I dearly love Striker I, and I'd love to see it overhauled some day.

--Devin Carless
 
Great comments Devin. I agree completely. In Ten Million Credit Striker I never use MRLs - overpriced as they are. And they only get to fire once or twice a game anyway! There are far more cost effective means of indirect fire support if playing the rules as written.

There are other flaws I find annoying, such as,

* the lack of an effective suppressive fire mechanism - what I mean is something to simulate the basic infantry tactic of having a base of fire lay down suppressive fire to make the enemy keep their heads down while another element closes with them by movement. Given the sequence of play in CT/Striker this is just not possible - I tend to insert a friendly suppressive fire phase before the appropriate movement phase;

* mass drivers have no real advantages over autocannons as indirect fire weapons, and no advantages as direct fire weapons re range/penetration;

* there are no effective manportable autofire weapons for use against troops wearing body armour apart from RAM auto-GLs;

* the morale system which needs to be overhauled so that weight of incoming fire (number of hits) has an effect, not just casualties incurred;

* I prefer the modern wargaming style of a deterministic spotting system (i.e. I can spot a stand in foliage cover at X metres - no die roll required) to CT/Striker's fussy die roll method.

* There is no countermeasure to TL13+ x-ray lasers, which have longer direct fire ranges than energy weapons as well. For tank-killing there is no substitute. Yet up to TL13, anti-laser aerosols are so cheap that you can afford to buy in bulk and simply pop one every turn (no need to waste money on laser sensors), making your troops essentially invulnerable to laser weapons, laser designated missiles, and laser rangefinders.
 
I haven't played Striker that much...I don't have that many miniatures or miniature-interested friends. So real experience playing is something I'm short on.

Some possible solutions:
* Instead of inserting an additional fire phase (Striker, IMHO, suffers from the too-much-fire not-enough-movement problem) to reflect suppressive fire, the morale table could be changed and/or have near-misses add to the difficulty of the morale check.

* MRLs, I've found, do have one advantage over autocannon at low TLs: low TL autocannon have a limited maximum bore size, so MRLs are the preferred method of delivering CBM rounds in massive quantities. At higher TLs, this disappears, of course, and large-bore artillery becomes vulnerable to point defense.

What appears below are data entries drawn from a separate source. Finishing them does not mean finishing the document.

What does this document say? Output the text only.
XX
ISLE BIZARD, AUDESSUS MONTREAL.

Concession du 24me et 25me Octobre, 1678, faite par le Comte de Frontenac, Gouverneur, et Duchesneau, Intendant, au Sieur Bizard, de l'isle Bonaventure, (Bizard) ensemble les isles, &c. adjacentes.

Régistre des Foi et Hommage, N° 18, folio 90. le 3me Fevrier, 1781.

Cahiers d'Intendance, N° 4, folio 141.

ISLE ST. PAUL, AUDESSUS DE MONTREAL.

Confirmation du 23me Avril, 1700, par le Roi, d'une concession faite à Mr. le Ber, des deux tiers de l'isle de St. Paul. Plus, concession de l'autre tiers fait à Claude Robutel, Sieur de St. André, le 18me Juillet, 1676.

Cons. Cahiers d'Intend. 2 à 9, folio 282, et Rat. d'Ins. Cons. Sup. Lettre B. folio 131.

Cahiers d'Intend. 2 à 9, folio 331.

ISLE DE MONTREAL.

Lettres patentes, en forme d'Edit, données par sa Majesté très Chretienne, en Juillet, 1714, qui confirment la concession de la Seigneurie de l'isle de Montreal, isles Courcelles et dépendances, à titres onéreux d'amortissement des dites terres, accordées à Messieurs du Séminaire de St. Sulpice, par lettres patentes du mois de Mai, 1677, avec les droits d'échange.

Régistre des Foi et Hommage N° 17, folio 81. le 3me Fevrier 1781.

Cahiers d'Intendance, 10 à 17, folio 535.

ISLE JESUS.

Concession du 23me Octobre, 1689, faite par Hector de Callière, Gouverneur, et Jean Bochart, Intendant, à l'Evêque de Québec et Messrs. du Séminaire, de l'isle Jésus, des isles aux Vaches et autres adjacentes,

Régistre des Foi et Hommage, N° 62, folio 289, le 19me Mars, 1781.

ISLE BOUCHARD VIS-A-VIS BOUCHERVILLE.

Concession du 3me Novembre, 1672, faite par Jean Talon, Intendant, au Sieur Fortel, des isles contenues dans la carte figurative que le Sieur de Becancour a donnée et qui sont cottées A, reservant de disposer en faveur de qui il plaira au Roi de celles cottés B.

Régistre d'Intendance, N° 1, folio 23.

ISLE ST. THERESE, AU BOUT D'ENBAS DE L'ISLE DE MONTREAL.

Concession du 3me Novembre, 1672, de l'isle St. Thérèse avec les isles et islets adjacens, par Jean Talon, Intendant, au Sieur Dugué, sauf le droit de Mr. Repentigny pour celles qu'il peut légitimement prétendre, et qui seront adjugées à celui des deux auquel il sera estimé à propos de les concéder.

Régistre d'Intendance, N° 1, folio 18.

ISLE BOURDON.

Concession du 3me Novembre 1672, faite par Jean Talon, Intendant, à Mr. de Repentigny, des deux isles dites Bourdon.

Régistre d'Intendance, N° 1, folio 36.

* I'm not too concerned by the lack of non-GL squad support weapons; if that's the way technology develops, so be it. However, the lack of a SAW counterpart to the ACR is pretty perplexing.

* I always load my TL 9-12 vehicles and troops down with antilaser aerosols; vehicle lasers I use for sniping at anything foolish enough to move around in high mode. (The assumption is that while enemy vehicles can pop aerosols every turn, they can't realistically keep it up for hours on end.)

Right now, I'm designing a TL 12 half militia/half conscript army (Serendip Belt Levy Infantry.) Because of the power plant scale efficiencies and the surface area/volume ratio, I've found it's much more efficient to design an APC to carry a full platoon, rather than a squad.